After using the service for three months, it became clear Premium is the offering one needs to fully realise the capabilities of their Fitbit. A Fitbit, by itself, can tell users about their metrics at different points in time, like how fast their heart was beating at different points in the day. While this is useful to some, the average user doesn’t really know what to do with this information. This is where Premium comes in with its actionable insights, which can explain what your heart rate means now, as well as how heart rate has changed in the long term.
The service also offers cross-metric insights. For example, one could be told: “When you walk more than your average 8,502 steps, you get 7 more minutes of deep sleep, helping you feel more rested. Keep stepping to improve your chances of better sleep tonight.” These personalised insights allow users to take actions to improve their health.
It also generates a “Wellness report”, which is an overview of your health data, including stats and charts about heart health, weight, sleep and activity that can be used to facilitate conversations with healthcare professionals.
On top of insights, Premium provides users with access to thousands of dynamic video and audio workouts from certified personal trainers in the Fitbit Coach. These workouts are personalized to you based on your goals and feedback to help you become stronger and improve your overall fitness.

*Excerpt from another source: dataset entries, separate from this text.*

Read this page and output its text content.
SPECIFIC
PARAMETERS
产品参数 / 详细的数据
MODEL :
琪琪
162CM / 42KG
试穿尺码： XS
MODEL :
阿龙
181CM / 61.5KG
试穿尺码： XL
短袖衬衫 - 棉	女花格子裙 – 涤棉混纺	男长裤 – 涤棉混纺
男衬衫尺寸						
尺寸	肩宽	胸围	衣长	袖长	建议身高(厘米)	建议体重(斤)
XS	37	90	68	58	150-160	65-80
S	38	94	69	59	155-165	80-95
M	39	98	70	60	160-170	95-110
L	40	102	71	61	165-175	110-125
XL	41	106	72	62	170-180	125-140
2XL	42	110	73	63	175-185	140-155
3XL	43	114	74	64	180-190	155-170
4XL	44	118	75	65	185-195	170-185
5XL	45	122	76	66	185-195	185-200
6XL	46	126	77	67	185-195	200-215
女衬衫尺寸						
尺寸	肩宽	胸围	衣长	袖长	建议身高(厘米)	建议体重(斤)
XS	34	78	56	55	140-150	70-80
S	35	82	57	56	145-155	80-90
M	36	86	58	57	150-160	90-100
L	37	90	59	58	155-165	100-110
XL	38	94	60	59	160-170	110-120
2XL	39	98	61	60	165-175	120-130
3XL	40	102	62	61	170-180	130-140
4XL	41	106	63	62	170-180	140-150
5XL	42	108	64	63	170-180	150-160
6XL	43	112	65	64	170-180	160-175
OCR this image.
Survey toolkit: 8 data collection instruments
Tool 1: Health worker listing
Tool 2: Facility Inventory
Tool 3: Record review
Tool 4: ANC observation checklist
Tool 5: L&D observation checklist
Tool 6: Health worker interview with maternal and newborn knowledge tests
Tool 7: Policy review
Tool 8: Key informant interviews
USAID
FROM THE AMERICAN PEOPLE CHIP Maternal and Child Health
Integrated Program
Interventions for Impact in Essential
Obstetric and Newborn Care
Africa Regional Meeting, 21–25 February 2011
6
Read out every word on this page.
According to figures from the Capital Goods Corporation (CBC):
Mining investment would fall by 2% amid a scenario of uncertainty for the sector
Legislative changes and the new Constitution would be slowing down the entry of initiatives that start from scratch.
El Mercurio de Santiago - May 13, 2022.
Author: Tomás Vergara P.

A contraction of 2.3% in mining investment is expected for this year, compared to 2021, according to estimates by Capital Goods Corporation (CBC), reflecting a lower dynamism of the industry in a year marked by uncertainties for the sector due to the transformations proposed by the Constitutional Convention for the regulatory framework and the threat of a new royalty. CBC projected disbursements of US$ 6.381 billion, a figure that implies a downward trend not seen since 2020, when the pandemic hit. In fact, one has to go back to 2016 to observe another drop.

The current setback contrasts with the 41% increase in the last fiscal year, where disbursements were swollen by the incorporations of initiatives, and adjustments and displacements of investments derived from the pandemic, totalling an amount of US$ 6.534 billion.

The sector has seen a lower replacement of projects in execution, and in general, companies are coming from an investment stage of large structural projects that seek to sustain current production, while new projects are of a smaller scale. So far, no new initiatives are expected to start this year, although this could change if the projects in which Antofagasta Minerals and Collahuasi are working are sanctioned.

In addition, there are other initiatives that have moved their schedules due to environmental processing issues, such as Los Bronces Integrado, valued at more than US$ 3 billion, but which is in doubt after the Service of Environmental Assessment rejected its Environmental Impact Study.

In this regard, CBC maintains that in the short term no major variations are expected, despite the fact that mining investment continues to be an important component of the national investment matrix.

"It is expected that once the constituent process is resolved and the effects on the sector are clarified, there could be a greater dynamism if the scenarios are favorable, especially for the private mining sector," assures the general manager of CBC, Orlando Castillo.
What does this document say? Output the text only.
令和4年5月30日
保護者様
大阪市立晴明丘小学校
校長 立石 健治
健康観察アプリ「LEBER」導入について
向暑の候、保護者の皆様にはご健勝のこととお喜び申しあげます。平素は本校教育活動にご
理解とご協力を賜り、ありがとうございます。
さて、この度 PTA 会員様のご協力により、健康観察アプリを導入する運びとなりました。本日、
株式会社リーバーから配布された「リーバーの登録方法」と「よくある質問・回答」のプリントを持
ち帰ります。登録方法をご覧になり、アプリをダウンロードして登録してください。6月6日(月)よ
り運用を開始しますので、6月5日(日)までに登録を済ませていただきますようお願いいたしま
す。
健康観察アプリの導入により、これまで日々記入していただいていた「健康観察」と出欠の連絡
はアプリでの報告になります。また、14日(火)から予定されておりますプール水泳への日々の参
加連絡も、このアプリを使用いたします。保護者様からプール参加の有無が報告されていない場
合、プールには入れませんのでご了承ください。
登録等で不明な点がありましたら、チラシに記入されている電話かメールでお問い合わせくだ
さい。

Along with videos, users will have access to new adaptive challenges and games that introduce new metrics, including active minutes and distance, and the ability to customise the length of each challenge. These new collaborative and adaptive challenges allow users with different activity levels to participate and stay engaged by working toward a common shared goal or tailoring your daily targets to your level. Fitbit says of those participating in challenges, 72% of users take an average of 1,100 more steps per day.
The last big feature is mindfulness. The service has over 100 mindfulness practice sessions help users manage stress, improve focus, relax, improve body positivity, or unwind before bed, including sessions from Aura, Breethe, and Ten Percent Happier.
Fitbit Premium is available within the Fitbit app, under the Premium tab. The first three months are free, thereafter, the service costs R150 per month.